There are many different models devoted to the instructional design process because instructional design is practiced in a variety of settings. The designer creates procedural models to match unique situational characteristics of a given organization. Instructional designers increase their potential for success when the applied model matches the educational context. (Comment: This is the conclusion to a chapter yet you are introducing new material. This should be eliminated or moved to another earlier section of the chapter.) However, instructional designers should also consider specific contextual issues that may require the application of additional considerations such as rapid prototyping and concurrent engineering.

Rapid prototyping as an approach to instructional design increases opportunities to clarify needs, enhance creativity, reduce errors in final product, increase usability and increase customer acceptance where applicable. However, some of the risks associated with rapid prototyping include employing methods that are often misunderstood by clients and sometimes even media developers, getting caught in a loop of endless revisions, premature release of the learning resources, goal creep, unrealistic expectations of subject matter experts and other strategic stakeholders and project management requirements that can be unfamiliar to those uninitiated into the rapid prototyping approach.

Concurrent engineering, as the name implies, promotes an approach whereby most of the instructional design procedures occur during the same time. A concurrent engineering approach avoids problems often caused during the transition from one instructional design phase to another, tends to enhance creativity by including representatives from all stakeholder groups from the very beginning of the project through to the end of the project, reduces incompatibilities between the learning resources that are developed during the instructional design process and the resources that are actually implemented at the conclusion of the design process, the potential for increased usability and increased customer acceptance, where applicable. However, some of the risks associated with concurrent engineering include employing methods that are often misunderstood by clients and sometimes even media developers, getting caught in a loop of endless revisions, premature release of the learning resources, goal creep, unrealistic expectations of subject matter experts and other strategic stakeholders and project management requirements that can be unfamiliar to those uninitiated into the rapid prototyping approach.

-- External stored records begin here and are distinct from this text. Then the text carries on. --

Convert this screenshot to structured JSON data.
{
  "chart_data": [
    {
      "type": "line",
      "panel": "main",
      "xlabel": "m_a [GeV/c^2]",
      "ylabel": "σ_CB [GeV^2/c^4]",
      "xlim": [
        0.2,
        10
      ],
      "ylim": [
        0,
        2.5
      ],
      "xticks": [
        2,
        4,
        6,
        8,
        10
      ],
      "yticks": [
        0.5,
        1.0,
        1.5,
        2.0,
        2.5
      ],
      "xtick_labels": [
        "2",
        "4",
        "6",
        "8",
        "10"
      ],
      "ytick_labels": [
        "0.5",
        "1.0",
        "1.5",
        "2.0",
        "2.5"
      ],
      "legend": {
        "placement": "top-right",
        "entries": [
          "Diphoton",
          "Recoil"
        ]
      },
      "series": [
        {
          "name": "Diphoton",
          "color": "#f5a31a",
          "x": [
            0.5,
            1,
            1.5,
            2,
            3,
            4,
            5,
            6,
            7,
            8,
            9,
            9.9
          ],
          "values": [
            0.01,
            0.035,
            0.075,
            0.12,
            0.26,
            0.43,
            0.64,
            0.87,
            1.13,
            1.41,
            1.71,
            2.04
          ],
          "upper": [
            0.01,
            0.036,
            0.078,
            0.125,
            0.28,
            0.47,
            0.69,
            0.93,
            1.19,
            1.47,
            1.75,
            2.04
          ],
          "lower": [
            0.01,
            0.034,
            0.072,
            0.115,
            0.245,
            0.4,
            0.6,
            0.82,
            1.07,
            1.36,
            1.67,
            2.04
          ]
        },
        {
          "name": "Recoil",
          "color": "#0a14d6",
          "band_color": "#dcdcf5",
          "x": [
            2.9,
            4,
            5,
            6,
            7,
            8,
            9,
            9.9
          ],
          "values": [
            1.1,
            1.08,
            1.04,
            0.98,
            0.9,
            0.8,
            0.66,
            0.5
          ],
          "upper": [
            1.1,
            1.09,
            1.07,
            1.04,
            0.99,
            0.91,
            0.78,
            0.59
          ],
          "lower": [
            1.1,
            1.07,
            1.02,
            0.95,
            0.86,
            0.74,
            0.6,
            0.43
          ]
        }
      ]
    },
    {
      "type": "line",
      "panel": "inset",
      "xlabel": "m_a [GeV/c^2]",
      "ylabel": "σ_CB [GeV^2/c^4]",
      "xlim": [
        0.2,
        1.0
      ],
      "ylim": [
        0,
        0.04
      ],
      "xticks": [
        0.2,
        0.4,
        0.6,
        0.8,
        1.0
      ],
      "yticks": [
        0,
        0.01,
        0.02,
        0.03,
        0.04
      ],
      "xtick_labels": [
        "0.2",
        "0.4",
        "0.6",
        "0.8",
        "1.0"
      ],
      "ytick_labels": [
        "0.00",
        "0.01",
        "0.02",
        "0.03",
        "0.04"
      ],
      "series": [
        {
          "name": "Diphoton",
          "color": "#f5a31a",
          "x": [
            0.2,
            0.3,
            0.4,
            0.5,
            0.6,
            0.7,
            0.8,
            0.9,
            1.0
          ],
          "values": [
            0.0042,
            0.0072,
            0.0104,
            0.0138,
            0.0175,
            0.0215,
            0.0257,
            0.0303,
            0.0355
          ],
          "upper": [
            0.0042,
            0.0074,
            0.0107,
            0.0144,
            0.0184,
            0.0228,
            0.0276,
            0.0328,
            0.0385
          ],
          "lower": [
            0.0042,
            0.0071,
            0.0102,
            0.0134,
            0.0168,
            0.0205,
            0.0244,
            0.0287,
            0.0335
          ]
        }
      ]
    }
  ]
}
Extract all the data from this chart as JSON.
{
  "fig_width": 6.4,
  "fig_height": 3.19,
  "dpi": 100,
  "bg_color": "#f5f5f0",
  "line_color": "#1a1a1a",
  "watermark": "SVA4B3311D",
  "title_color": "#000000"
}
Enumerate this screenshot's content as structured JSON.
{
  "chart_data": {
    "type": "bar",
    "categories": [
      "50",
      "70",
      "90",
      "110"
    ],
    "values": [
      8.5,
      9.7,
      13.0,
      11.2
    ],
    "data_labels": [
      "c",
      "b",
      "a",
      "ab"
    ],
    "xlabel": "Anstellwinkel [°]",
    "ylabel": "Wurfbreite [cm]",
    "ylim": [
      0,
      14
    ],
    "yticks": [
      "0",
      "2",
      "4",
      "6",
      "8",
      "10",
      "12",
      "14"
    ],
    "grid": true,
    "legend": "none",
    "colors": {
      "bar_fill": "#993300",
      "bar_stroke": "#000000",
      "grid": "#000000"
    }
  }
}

Therefore, successful instructional design practice requires competent professionals with knowledge, skills and experience about managing multiple complex procedures within defined periods of time. People who intend to use an ADDIE approach to instructional design should acquire instructional designer competencies such as those promoted by the International Board of Standards for Training, Performance and Instruction.

The need to respond to rapidly evolving learning environments, flexible educational delivery systems, the growth of distance learning and technological innovations will require adaptations of the systematic design of instruction or completely new instructional design paradigms. Certainly, the growing attention to accountability in training and education, and a rising emphasis on return on investment will require a nimble and agile instructional design process.

Individuals exist in a perpetual state of tentional learning where the need to arrange experiences is often unnecessary, and thus, instructional interventions are unnecessary. However, there are times when individuals can benefit greatly from planned intentional activities in order to match some agreed upon desired outcome. While there are many valid ways to plan instructional interventions, instructional design offers a process with a proven record of success.